Correct voltages are critical, therefore, as an electronics technician myself, I sure would NOT ignore it!!!!
Typically software monitoring, BTW, "IS" very accurate. All the software does is read a hexadecimal number provided by the sensor. It is just like you or me reading 60mph on a speedometer. Unless we are blind, we can assume we are accurately "seeing" 60mph on the speedometer. But are we really going 60mph? Don't know. What does the police's "calibrated" radar gun say?
Typically the issue is the sensors. These computer voltage sensors are very low cost (a couple pennies, if that), and very low-tech devices. Is the sensor accurately reading the actual voltage?
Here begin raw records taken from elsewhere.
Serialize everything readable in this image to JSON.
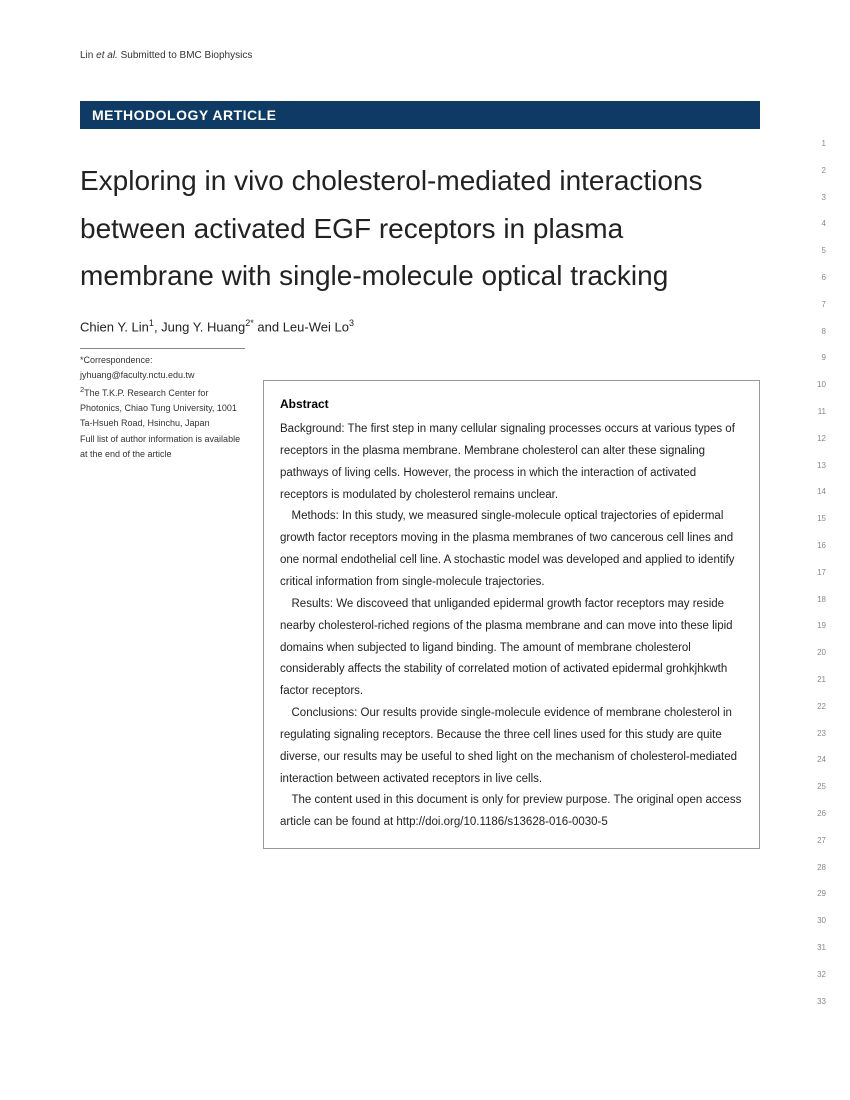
{
  "running_head": {
    "authors": "Lin",
    "etal": "et al.",
    "note": "Submitted to BMC Biophysics"
  },
  "article_type": "METHODOLOGY ARTICLE",
  "title": "Exploring in vivo cholesterol-mediated interactions between activated EGF receptors in plasma membrane with single-molecule optical tracking",
  "authors_line": {
    "a1_name": "Chien Y. Lin",
    "a1_aff": "1",
    "a2_name": "Jung Y. Huang",
    "a2_aff": "2*",
    "a3_name": "Leu-Wei Lo",
    "a3_aff": "3"
  },
  "correspondence": {
    "star": "*",
    "label": "Correspondence:",
    "email": "jyhuang@faculty.nctu.edu.tw",
    "aff_marker": "2",
    "aff_text": "The T.K.P. Research Center for Photonics, Chiao Tung University, 1001 Ta-Hsueh Road,  Hsinchu, Japan",
    "note": "Full list of author information is available at the end of the article"
  },
  "abstract": {
    "heading": "Abstract",
    "p1": "Background: The first step in many cellular signaling processes occurs at various types of receptors in the plasma membrane. Membrane cholesterol can alter these signaling pathways of living cells. However, the process in which the interaction of activated receptors is modulated by cholesterol remains unclear.",
    "p2": "Methods: In this study, we measured single-molecule optical trajectories of epidermal growth factor receptors moving in the plasma membranes of two cancerous cell lines and one normal endothelial cell line. A stochastic model was developed and applied to identify critical information from single-molecule trajectories.",
    "p3": "Results: We discoveed that unliganded epidermal growth factor receptors may reside nearby cholesterol-riched regions of the plasma membrane and can move into these lipid domains when subjected to ligand binding. The amount of membrane cholesterol considerably affects the stability of correlated motion of activated epidermal grohkjhkwth factor receptors.",
    "p4": "Conclusions: Our results provide single-molecule evidence of membrane cholesterol in regulating signaling receptors. Because the three cell lines used for this study are quite diverse, our results may be useful to shed light on the mechanism of cholesterol-mediated interaction between activated receptors in live cells.",
    "p5": "The content used in this document is only for preview purpose. The original open access article can be found at http://doi.org/10.1186/s13628-016-0030-5"
  },
  "line_numbers": [
    "1",
    "2",
    "3",
    "4",
    "5",
    "6",
    "7",
    "8",
    "9",
    "10",
    "11",
    "12",
    "13",
    "14",
    "15",
    "16",
    "17",
    "18",
    "19",
    "20",
    "21",
    "22",
    "23",
    "24",
    "25",
    "26",
    "27",
    "28",
    "29",
    "30",
    "31",
    "32",
    "33"
  ],
  "colors": {
    "bar_bg": "#0d3b66",
    "bar_text": "#ffffff",
    "text": "#222222"
  }
}
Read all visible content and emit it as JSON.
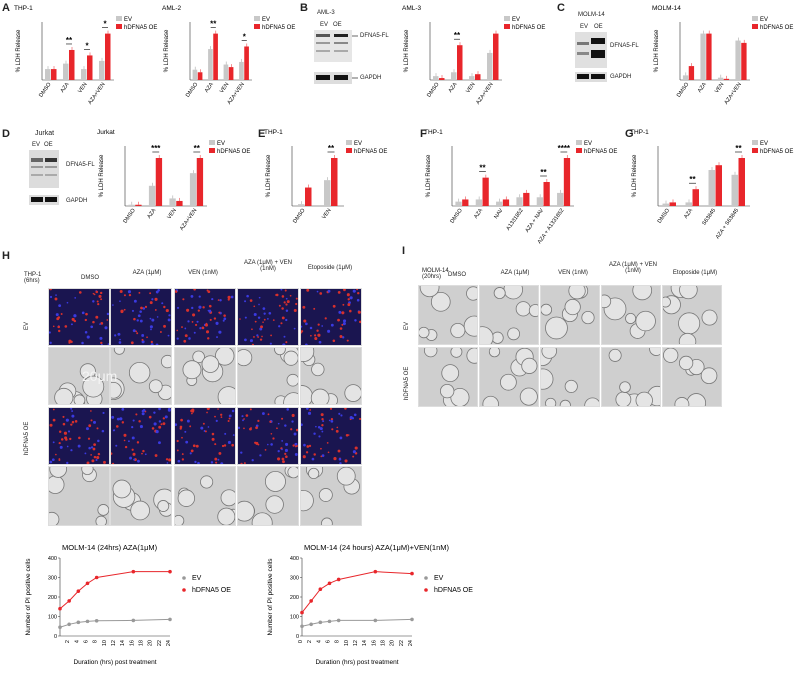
{
  "colors": {
    "ev": "#c8c8c8",
    "oe": "#e8262b",
    "sig": "#111111"
  },
  "panels": {
    "A": "A",
    "B": "B",
    "C": "C",
    "D": "D",
    "E": "E",
    "F": "F",
    "G": "G",
    "H": "H",
    "I": "I"
  },
  "legend": {
    "ev": "EV",
    "oe": "hDFNA5 OE"
  },
  "common": {
    "ylabel_ldh": "% LDH Release",
    "dfna5fl": "DFNA5-FL",
    "gapdh": "GAPDH",
    "ev_lane": "EV",
    "oe_lane": "OE"
  },
  "blots": {
    "B": "AML-3",
    "C": "MOLM-14",
    "D": "Jurkat"
  },
  "chart_data": [
    {
      "id": "A1",
      "type": "bar",
      "title": "THP-1",
      "categories": [
        "DMSO",
        "AZA",
        "VEN",
        "AZA+VEN"
      ],
      "series": [
        {
          "name": "EV",
          "values": [
            4,
            6,
            4,
            7
          ]
        },
        {
          "name": "hDFNA5 OE",
          "values": [
            4,
            11,
            9,
            17
          ]
        }
      ],
      "ylabel": "% LDH Release",
      "significance": [
        "",
        "**",
        "*",
        "*"
      ]
    },
    {
      "id": "A2",
      "type": "bar",
      "title": "AML-2",
      "categories": [
        "DMSO",
        "AZA",
        "VEN",
        "AZA+VEN"
      ],
      "series": [
        {
          "name": "EV",
          "values": [
            4,
            12,
            6,
            7
          ]
        },
        {
          "name": "hDFNA5 OE",
          "values": [
            3,
            18,
            5,
            13
          ]
        }
      ],
      "ylabel": "% LDH Release",
      "significance": [
        "",
        "**",
        "",
        "*"
      ]
    },
    {
      "id": "B",
      "type": "bar",
      "title": "AML-3",
      "categories": [
        "DMSO",
        "AZA",
        "VEN",
        "AZA+VEN"
      ],
      "series": [
        {
          "name": "EV",
          "values": [
            1,
            2,
            1,
            7
          ]
        },
        {
          "name": "hDFNA5 OE",
          "values": [
            0.5,
            9,
            1.5,
            12
          ]
        }
      ],
      "ylabel": "% LDH Release",
      "significance": [
        "",
        "**",
        "",
        ""
      ]
    },
    {
      "id": "C",
      "type": "bar",
      "title": "MOLM-14",
      "categories": [
        "DMSO",
        "AZA",
        "VEN",
        "AZA+VEN"
      ],
      "series": [
        {
          "name": "EV",
          "values": [
            2,
            20,
            1,
            17
          ]
        },
        {
          "name": "hDFNA5 OE",
          "values": [
            6,
            20,
            0.5,
            16
          ]
        }
      ],
      "ylabel": "% LDH Release",
      "significance": [
        "",
        "",
        "",
        ""
      ]
    },
    {
      "id": "D",
      "type": "bar",
      "title": "Jurkat",
      "categories": [
        "DMSO",
        "AZA",
        "VEN",
        "AZA+VEN"
      ],
      "series": [
        {
          "name": "EV",
          "values": [
            0.5,
            8,
            3,
            13
          ]
        },
        {
          "name": "hDFNA5 OE",
          "values": [
            0.5,
            19,
            2,
            19
          ]
        }
      ],
      "ylabel": "% LDH Release",
      "significance": [
        "",
        "***",
        "",
        "**"
      ]
    },
    {
      "id": "E",
      "type": "bar",
      "title": "THP-1",
      "categories": [
        "DMSO",
        "VEN"
      ],
      "series": [
        {
          "name": "EV",
          "values": [
            0.5,
            7
          ]
        },
        {
          "name": "hDFNA5 OE",
          "values": [
            5,
            13
          ]
        }
      ],
      "ylabel": "% LDH Release",
      "significance": [
        "",
        "**"
      ]
    },
    {
      "id": "F",
      "type": "bar",
      "title": "THP-1",
      "categories": [
        "DMSO",
        "AZA",
        "NAV",
        "A1331852",
        "AZA + NAV",
        "AZA + A1331852"
      ],
      "series": [
        {
          "name": "EV",
          "values": [
            2,
            3,
            2,
            4,
            4,
            6
          ]
        },
        {
          "name": "hDFNA5 OE",
          "values": [
            3,
            13,
            3,
            6,
            11,
            22
          ]
        }
      ],
      "ylabel": "% LDH Release",
      "significance": [
        "",
        "**",
        "",
        "",
        "**",
        "****"
      ]
    },
    {
      "id": "G",
      "type": "bar",
      "title": "THP-1",
      "categories": [
        "DMSO",
        "AZA",
        "S63845",
        "AZA + S63845"
      ],
      "series": [
        {
          "name": "EV",
          "values": [
            2,
            3,
            30,
            26
          ]
        },
        {
          "name": "hDFNA5 OE",
          "values": [
            3,
            14,
            34,
            40
          ]
        }
      ],
      "ylabel": "% LDH Release",
      "significance": [
        "",
        "**",
        "",
        "**"
      ]
    },
    {
      "id": "L1",
      "type": "line",
      "title": "MOLM-14 (24hrs) AZA(1μM)",
      "x": [
        0,
        2,
        4,
        6,
        8,
        16,
        24
      ],
      "series": [
        {
          "name": "EV",
          "values": [
            45,
            60,
            70,
            75,
            78,
            80,
            85
          ]
        },
        {
          "name": "hDFNA5 OE",
          "values": [
            140,
            180,
            230,
            270,
            300,
            330,
            330
          ]
        }
      ],
      "xlabel": "Duration (hrs) post treatment",
      "ylabel": "Number of PI positive cells",
      "ylim": [
        0,
        400
      ],
      "xticks": [
        "2",
        "4",
        "6",
        "8",
        "10",
        "12",
        "14",
        "16",
        "18",
        "20",
        "22",
        "24"
      ]
    },
    {
      "id": "L2",
      "type": "line",
      "title": "MOLM-14 (24 hours) AZA(1μM)+VEN(1nM)",
      "x": [
        0,
        2,
        4,
        6,
        8,
        16,
        24
      ],
      "series": [
        {
          "name": "EV",
          "values": [
            50,
            60,
            70,
            75,
            80,
            80,
            85
          ]
        },
        {
          "name": "hDFNA5 OE",
          "values": [
            120,
            180,
            240,
            270,
            290,
            330,
            320
          ]
        }
      ],
      "xlabel": "Duration (hrs) post treatment",
      "ylabel": "Number of PI positive cells",
      "ylim": [
        0,
        400
      ],
      "xticks": [
        "0",
        "2",
        "4",
        "6",
        "8",
        "10",
        "12",
        "14",
        "16",
        "18",
        "20",
        "22",
        "24"
      ]
    }
  ],
  "H": {
    "row_label": "THP-1 (6hrs)",
    "cols": [
      "DMSO",
      "AZA (1μM)",
      "VEN (1nM)",
      "AZA (1μM) + VEN (1nM)",
      "Etoposide (1μM)"
    ],
    "rows": [
      "EV",
      "hDFNA5 OE"
    ],
    "scale": "20μm"
  },
  "I": {
    "row_label": "MOLM-14 (20hrs)",
    "cols": [
      "DMSO",
      "AZA (1μM)",
      "VEN (1nM)",
      "AZA (1μM) + VEN (1nM)",
      "Etoposide (1μM)"
    ],
    "rows": [
      "EV",
      "hDFNA5 OE"
    ]
  }
}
We don't know unless we put a known-to-be-accurate voltmeter on test points.
My concern is this. Typically, when there is a bad sensor, only one of the voltage readings is way off. But all 3 of yours are. That is not right.
Typically, I would suggest you try a different HW monitoring program but you already said you tried HWiNFO and it too indicated high voltages. I find that even MORE alarming!
You
really need to verify your PSU is outputting voltages properly.
You can do this with a simple multimeter using one of your PSU's spare power connectors for test points.
According to the ATX 2.x Form Factor standard, PSUs must maintain voltage tolerances within ±5% of required specifications.
Acceptable tolerance maximums:
12VDC ±5% = 11.4 to 12.6VDC
5VDC ±5% = 4.75 to 5.25VDC
3.3VDC ±5% = 3.14 to 3.47VDC
Note: For very new ATX 3.x compliant PSUs, the allowed tolerance for the +12VDC output is -7% to +5% which equals 11.16 to 12.6V.
If you don't have a multimeter, a good
PSU Tester, one that displays the actual voltages will do - at least in your case. While not conclusive (because it only has a small internal "dummy" load and, like most multimeters, does not test for excessive
ripple and other anomalies that affect computer stability), it will still verify if those voltages are in the ballpark, or way off.
HOWEVER, because everything inside the computer relies on good clean stable power, I personally would not take any chances. I would swap in a known good PSU, then see what the voltages say. And that is what I recommend you do.